Characterization of recombinant mTGase
As shown in Fig. 5A and Fig. 5B, the optimal temperature and pH of the recombinant mTGase was 55 °C and 7.0, respectively. Furthermore, the enzyme was stable at 40 °C, and 30% of the activity was retained at 50 °C for 100 minutes. However, at 60 °C, the recombinant mTGase lost all its activity within 20 minutes (Fig. 5C). In addition, the purified recombinant mTGase was stable at pH 5.0–9.0 after 1 h incubation at room temperature, during which more than 70% activity was retained (Fig. 5D). The effects of inhibitors and various metal ions on the activity of recombinant mTGase were also detected. It was found that the activity of purified mTGase was not inhibited by Ethylene Diamine Tetraacetie Acid (EDTA), phenyl methyl sulfonyl fluoride (PMSF) and metal ions including Na+, K+, Mg2+ and Ca2+. The enzyme activity was mildly inhibited by metal ions, such as Cu2+, Mn2+, Fe2+. With the addition of Zn2+, the activity was almost totally inhibited (Table 1). These results demonstrated that the major properties of the recombinant mTGase produced in this study were not noticeably altered [20].

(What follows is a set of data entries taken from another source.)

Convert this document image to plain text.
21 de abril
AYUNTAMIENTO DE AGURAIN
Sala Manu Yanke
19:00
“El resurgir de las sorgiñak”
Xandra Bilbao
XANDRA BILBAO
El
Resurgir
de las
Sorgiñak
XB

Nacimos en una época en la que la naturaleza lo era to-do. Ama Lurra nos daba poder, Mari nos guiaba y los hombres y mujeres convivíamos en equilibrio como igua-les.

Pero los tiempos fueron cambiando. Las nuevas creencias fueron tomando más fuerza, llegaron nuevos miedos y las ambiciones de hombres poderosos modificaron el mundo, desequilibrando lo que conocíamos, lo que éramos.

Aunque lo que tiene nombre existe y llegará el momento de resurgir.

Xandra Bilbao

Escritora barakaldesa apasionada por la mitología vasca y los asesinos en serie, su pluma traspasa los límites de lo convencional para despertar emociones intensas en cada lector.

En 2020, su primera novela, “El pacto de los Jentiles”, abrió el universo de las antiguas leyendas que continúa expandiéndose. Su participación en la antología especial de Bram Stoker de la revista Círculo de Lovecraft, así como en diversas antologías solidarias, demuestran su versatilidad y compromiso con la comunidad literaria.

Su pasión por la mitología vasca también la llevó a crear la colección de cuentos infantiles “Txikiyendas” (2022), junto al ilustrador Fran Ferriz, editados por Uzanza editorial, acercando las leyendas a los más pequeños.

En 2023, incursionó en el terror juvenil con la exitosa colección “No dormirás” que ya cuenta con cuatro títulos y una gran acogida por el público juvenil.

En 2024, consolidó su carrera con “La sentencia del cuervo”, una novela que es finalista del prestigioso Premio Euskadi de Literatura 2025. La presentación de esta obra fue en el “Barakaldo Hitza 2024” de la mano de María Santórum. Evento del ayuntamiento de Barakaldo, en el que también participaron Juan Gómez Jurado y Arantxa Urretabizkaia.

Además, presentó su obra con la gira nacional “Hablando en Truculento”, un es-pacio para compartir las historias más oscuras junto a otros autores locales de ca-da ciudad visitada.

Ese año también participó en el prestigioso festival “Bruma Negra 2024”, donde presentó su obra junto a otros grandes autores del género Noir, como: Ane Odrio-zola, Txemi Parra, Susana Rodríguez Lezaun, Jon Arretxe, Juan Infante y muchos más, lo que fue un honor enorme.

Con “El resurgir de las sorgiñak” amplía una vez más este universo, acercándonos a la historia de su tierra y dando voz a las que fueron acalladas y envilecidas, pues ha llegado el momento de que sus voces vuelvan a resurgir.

High-level production of active mTGase in a jar fermentor
The recombinant mTGase production was scaled up by using a 1 L fed culture. Cells were grown at 30 °C and then changed to 25 °C after IPTG was added. Samples were taken at different time intervals and the enzyme activity was determined. As shown in Fig. 6, the mTGase activity was constantly detected after IPTG induction owing to the premature cleavage. At 42 h, the mTGase activity was up to 49 U/mL, which was the highest intracellular mTGase activity ever reported. It is highly likely that a higher level production of mTGase would be available once the fermentation process is further optimized.